Actualisé 16.12.2015 à 00:17

GenèveAlertes aux colis suspects: les experts calment le jeu

Interventions des démineurs et appels pour des sacs abandonnés ont augmenté depuis les attentats de Paris. Les citoyens sont plus vigilants, explique la police.

de
David Ramseyer

«Les gens se sentent concernés suite aux attaques en France. Ils sont attentifs, ils signalent plus facilement et plus vite ce qui leur paraît suspect.» Le phénomène explique en grande partie la hausse des alertes à la bombe enregistrée ces derniers jours par la police genevoise, selon son porte-parole Silvain Guillaume-Gentil. Si le nombre d'appels a augmenté, constatent les forces de l'ordre sans donner de chiffres précis, les démineurs n'agissent pas systématiquement. «Les cas sont souvent vite résolus. Dans la situation actuelle, le propriétaire d'une valise s'annonce très rapidement!»
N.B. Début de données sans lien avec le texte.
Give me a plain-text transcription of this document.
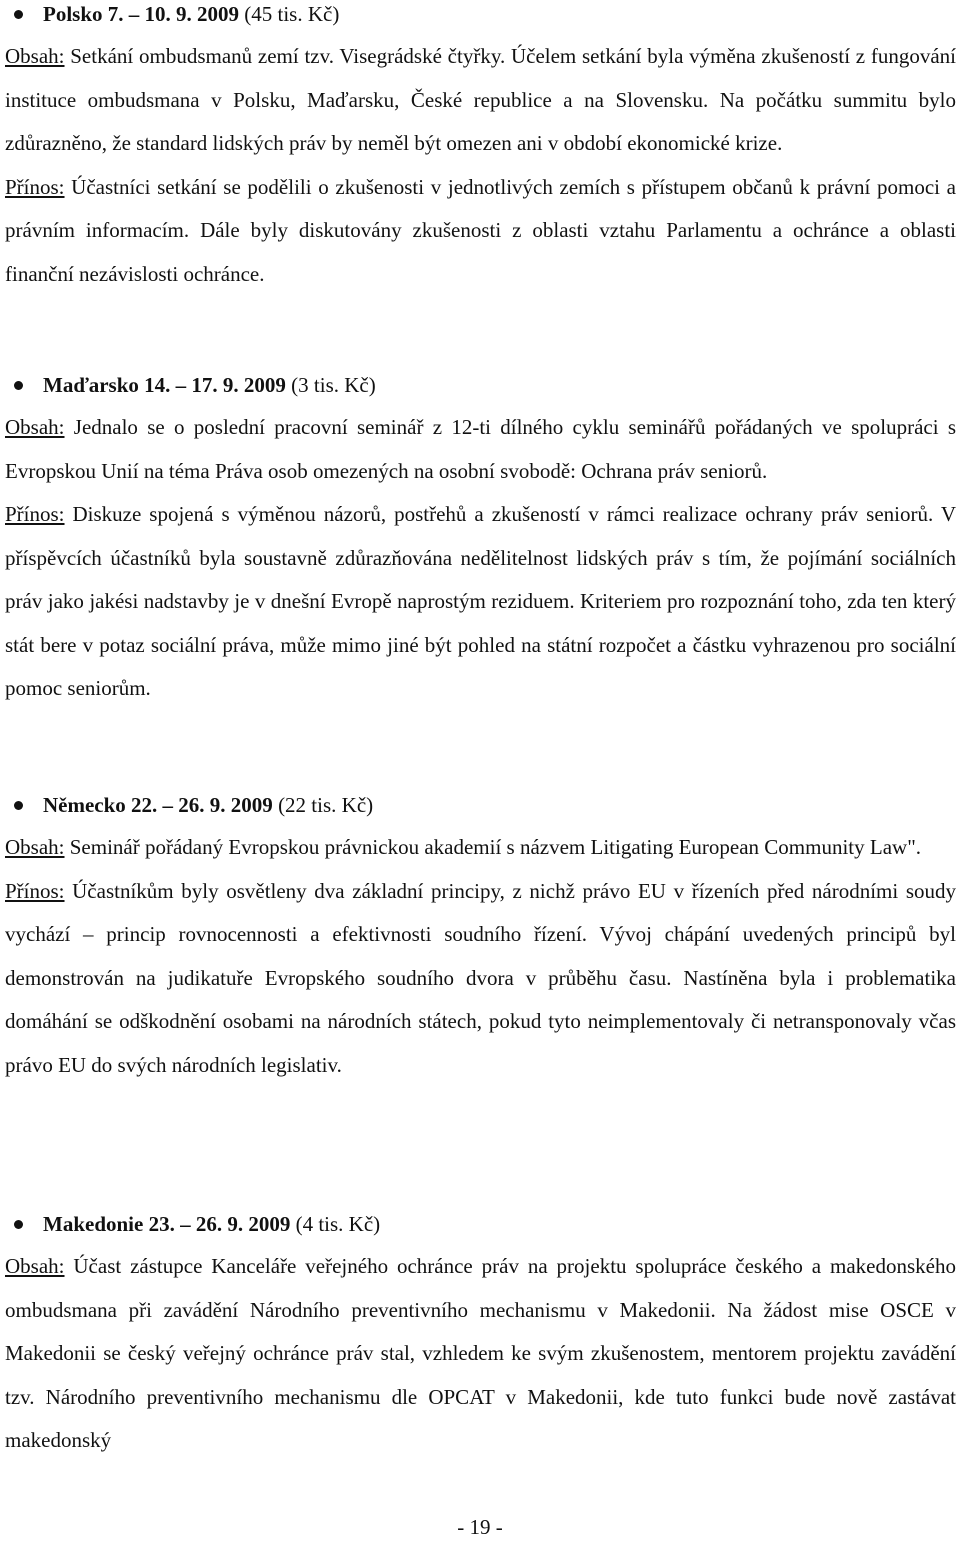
Polsko 7. – 10. 9. 2009 (45 tis. Kč)

Obsah: Setkání ombudsmanů zemí tzv. Visegrádské čtyřky. Účelem setkání byla výměna zkušeností z fungování instituce ombudsmana v Polsku, Maďarsku, České republice a na Slovensku. Na počátku summitu bylo zdůrazněno, že standard lidských práv by neměl být omezen ani v období ekonomické krize.

Přínos: Účastníci setkání se podělili o zkušenosti v jednotlivých zemích s přístupem občanů k právní pomoci a právním informacím. Dále byly diskutovány zkušenosti z oblasti vztahu Parlamentu a ochránce a oblasti finanční nezávislosti ochránce.

Maďarsko 14. – 17. 9. 2009 (3 tis. Kč)

Obsah: Jednalo se o poslední pracovní seminář z 12-ti dílného cyklu seminářů pořádaných ve spolupráci s Evropskou Unií na téma Práva osob omezených na osobní svobodě: Ochrana práv seniorů.

Přínos: Diskuze spojená s výměnou názorů, postřehů a zkušeností v rámci realizace ochrany práv seniorů. V příspěvcích účastníků byla soustavně zdůrazňována nedělitelnost lidských práv s tím, že pojímání sociálních práv jako jakési nadstavby je v dnešní Evropě naprostým reziduem. Kriteriem pro rozpoznání toho, zda ten který stát bere v potaz sociální práva, může mimo jiné být pohled na státní rozpočet a částku vyhrazenou pro sociální pomoc seniorům.

Německo 22. – 26. 9. 2009 (22 tis. Kč)

Obsah: Seminář pořádaný Evropskou právnickou akademií s názvem Litigating European Community Law".

Přínos: Účastníkům byly osvětleny dva základní principy, z nichž právo EU v řízeních před národními soudy vychází – princip rovnocennosti a efektivnosti soudního řízení. Vývoj chápání uvedených principů byl demonstrován na judikatuře Evropského soudního dvora v průběhu času. Nastíněna byla i problematika domáhání se odškodnění osobami na národních státech, pokud tyto neimplementovaly či netransponovaly včas právo EU do svých národních legislativ.

Makedonie 23. – 26. 9. 2009 (4 tis. Kč)

Obsah: Účast zástupce Kanceláře veřejného ochránce práv na projektu spolupráce českého a makedonského ombudsmana při zavádění Národního preventivního mechanismu v Makedonii. Na žádost mise OSCE v Makedonii se český veřejný ochránce práv stal, vzhledem ke svým zkušenostem, mentorem projektu zavádění tzv. Národního preventivního mechanismu dle OPCAT v Makedonii, kde tuto funkci bude nově zastávat makedonský

- 19 -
Un peu plus d'interventions par rapport à 2014

Les opérations du détachement NEDEX (Neutralisation Enlèvement Détection Engins EXplosifs) sur le terrain sont aussi en augmentation mais pas de façon spectaculaire. Entre le 1er et le 13 novembre, date des attentats de Paris, celui-ci est intervenu huit fois. Puis treize fois le reste du mois. Sur l'année, les démineurs comptabilise quatre-vingt-quatre interventions, soit six de plus que l'an dernier. La moitié concerne l'aéroport de Genève. Ces hausses seraient là aussi la conséquence d'une vigilance accrue des citoyens plutôt que de menaces réelles.

La police vaudoise a de son côté enregistré une dizaine d'interventions sur son territoire cette année, un chiffre stable par rapport aux exercices précédents.

Atmosphère anxiogène

Le climat actuel d'anxiété pousse aussi à l'interprétation de la part du public. Certains jugent que la présence d'un robot de déminage lors d'une opération est la preuve que la situation est grave. En réalité, l'engin est pratiquement toujours utilisé lors d'une intervention. «On se doit de lever le doute mais nos techniques n'ont pas changé après les attentats. On est préparé à l'urgence», souligne Jean-Marie Stutzmann. Le patron du NEDEX assure que depuis le 13 novembre, le détachement «n'a pas eu à traiter un objet mettant en péril les citoyens».

Le processus d'alerte

Un passant, le gérant d'un magasin, un agent de sécurité, une caméra de vidéo-surveillance: les origines d'une alarme sont multiples. «On contacte d'abord le responsable de la cible présumée, indique le NEDEX, et on vérifie si un évènement particulier expliquerait l'alerte, comme par exemple une réception ou la visite d'un VIP.» Interrogatoires, analyses et préparation des démineurs ont lieu simultanément. Sécurité oblige, Jean-Marie Stutzmann ne veut pas s'étendre sur les dispositifs mis en place par la police, mais «ils sont adaptés aux évènements», promet-il

Un couteau suisse du déminage

Télécommandé à distance, le robot inspecte d'abord le colis louche via sa caméra embarquée. Son bras articulé sert ensuite à couper, scier ou dévisser l'objet suspect. Enfin son canon, le «disrupteur», envoie sous très haute pression un jet d'eau capable de démanteler le mécanisme d'allumage ou la minuterie d'une bombe. Un démineur équipé d'une tenue de protection n'intervient que si il n'y a pas d'autre solution. Si la neutralisation sur place n'est pas possible, le sac suspect est alors placé dans un fût blindé que la police fera ensuite sauter dans un lieu isolé.